State aid: Commission approves Belgian tax measures for maritime transport

Belgium has also committed to a number of changes to its scheme to prevent any discrimination between shipping companies and registries of different European Economic Area (EEA) States and to avoid undue competition distortions.

Under the Belgian scheme, a shipping company is taxed on the basis of ship tonnage (i.e. based on size of shipping fleet) rather than the actual profits of the company. In particular, tonnage taxation will be applied to a shipping company’s

  • core revenues from shipping activities, such as cargo and passenger transport;
  • certain ancillary revenues that are closely connected to shipping activities (which are now capped at a maximum of 50% of a ship’s operating revenues); and
  • revenues from towage and dredging as well as onshore ship management activities, subject to certain conditions.

The Belgian scheme requires that if a shipping company wants to benefit from the scheme, a significant part of its fleet flies the flag of an EU or EEA State.

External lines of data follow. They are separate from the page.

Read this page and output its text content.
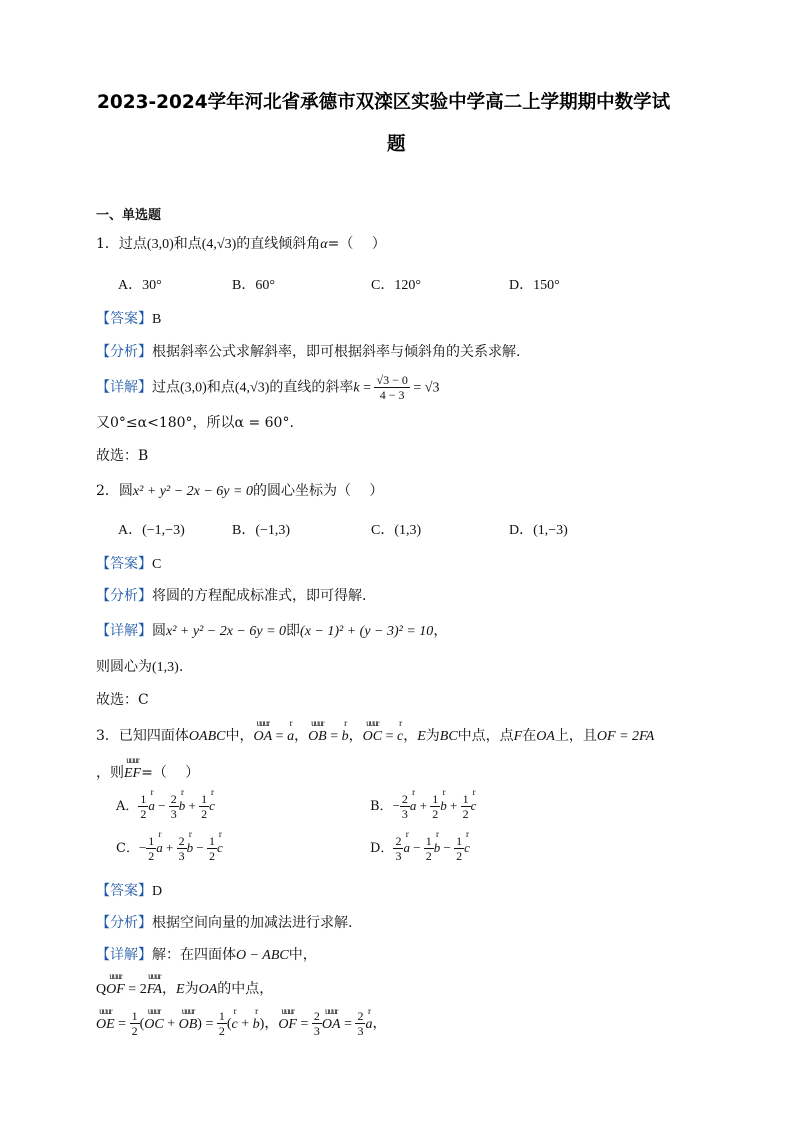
2023-2024学年河北省承德市双滦区实验中学高二上学期期中数学试
题
一、单选题
1．过点(3,0)和点(4,√3)的直线倾斜角α=（　 ）
A．30°	B．60°	C．120°	D．150°
【答案】B
【分析】根据斜率公式求解斜率，即可根据斜率与倾斜角的关系求解.
【详解】过点(3,0)和点(4,√3)的直线的斜率$k = \frac{√3 - 0}{4 - 3} = √3$
又0°≤α<180°，所以α = 60°.
故选：B
2．圆x² + y² − 2x − 6y = 0的圆心坐标为（　 ）
A．(−1,−3)	B．(−1,3)	C．(1,3)	D．(1,−3)
【答案】C
【分析】将圆的方程配成标准式，即可得解.
【详解】圆x² + y² − 2x − 6y = 0即(x − 1)² + (y − 3)² = 10，
则圆心为(1,3).
故选：C
3．已知四面体OABC中，
uuur
OA =
r
a，
uuur
OB =
r
b，
uuur
OC =
r
c，E为BC中点，点F在OA上，且OF = 2FA
，则
uuur
EF=（　 ）
A． $\frac{1}{2}$
r
$a - \frac{2}{3}$
r
$b + \frac{1}{2}$
r
c	B．− $\frac{2}{3}$
r
$a + \frac{1}{2}$
r
$b + \frac{1}{2}$
r
c
C．− $\frac{1}{2}$
r
$a + \frac{2}{3}$
r
$b - \frac{1}{2}$
r
c	D． $\frac{2}{3}$
r
$a - \frac{1}{2}$
r
$b - \frac{1}{2}$
r
c
【答案】D
【分析】根据空间向量的加减法进行求解.
【详解】解：在四面体O − ABC中，
Q
uuur
OF = 2
uuur
FA，E为OA的中点，
uuur
OE = $\frac{1}{2}$ (
uuur
OC +
uuur
$OB) = \frac{1}{2}$ (
r
c +
r
b)，
uuur
OF = $\frac{2}{3}$ uuur
OA = $\frac{2}{3}$ r
a，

In this respect, the Belgian authorities have committed to extend the benefit of tonnage tax to all eligible ships that fly an EEA flag. This will prevent any discrimination between shipping companies and registries of different EEA States and preserve internal market rules on freedom of establishment.

The Commission assessed the amended measures under EU State aid rules, in particular its Guidelines on State aid to maritime transport. It concluded that the Belgian scheme is in line with EU State aid rules, because it will provide incentives to maintain maritime jobs within the EU, whilst preserving competition within the EU Single Market. More specifically, it will encourage shipping companies to register their ships in Europe and thus commit to high social, environmental and safety standards.

Background

To address the risk of flagging out and relocation of shipping companies to low-tax countries outside of the EU, the Commission’s 2004 Guidelines on State aid to maritime transport allow Member States to adopt measures that improve the fiscal climate for shipping companies. The most prominent of such measures is tonnage tax, whereby shipping companies can apply to be taxed based on a notional profit or the tonnage they operate, instead of being taxed under the normal corporate tax system. Only companies that are active in maritime transport (defined as the transport of goods and persons by sea) are eligible for measures under the Maritime Guidelines. In addition, under the Maritime Guidelines, beneficiaries are required to increase and at least maintain a certain share of their fleet under EEA flag.

Since 2004, the Commission’s decision-making practice under the Maritime Guidelines has further clarified the eligible transport activities and compatibility conditions to ensure that the main objectives of the Maritime Guidelines are met. The Commission ensures in particular there are no spill-over of the favourable tax treatment of shipping companies into other sectors unrelated to maritime transport, that there are no discrimination of other EEA State registries, and that the aid does not exceed the ceiling set out in the Maritime Guidelines.

The Commission’s most recent decisions concern the Swedish tonnage tax scheme (Case SA.43642), a German scheme for the reduction of social contributions for seafarers (Case SA.45258) and the Lithuanian tonnage tax scheme (Case SA.45764). The Commission had previously approved the Belgian tax measures in favour of maritime transport until 31 December 2012 in State aid case C 20/2003.

The non-confidential version of the decision will be made available under the case number SA.41330 in the State Aid Register on the DG Competition website once any confidentiality issues have been resolved. New publications of state aid decisions on the internet and in the Official Journal are listed in the State Aid Weekly e-News.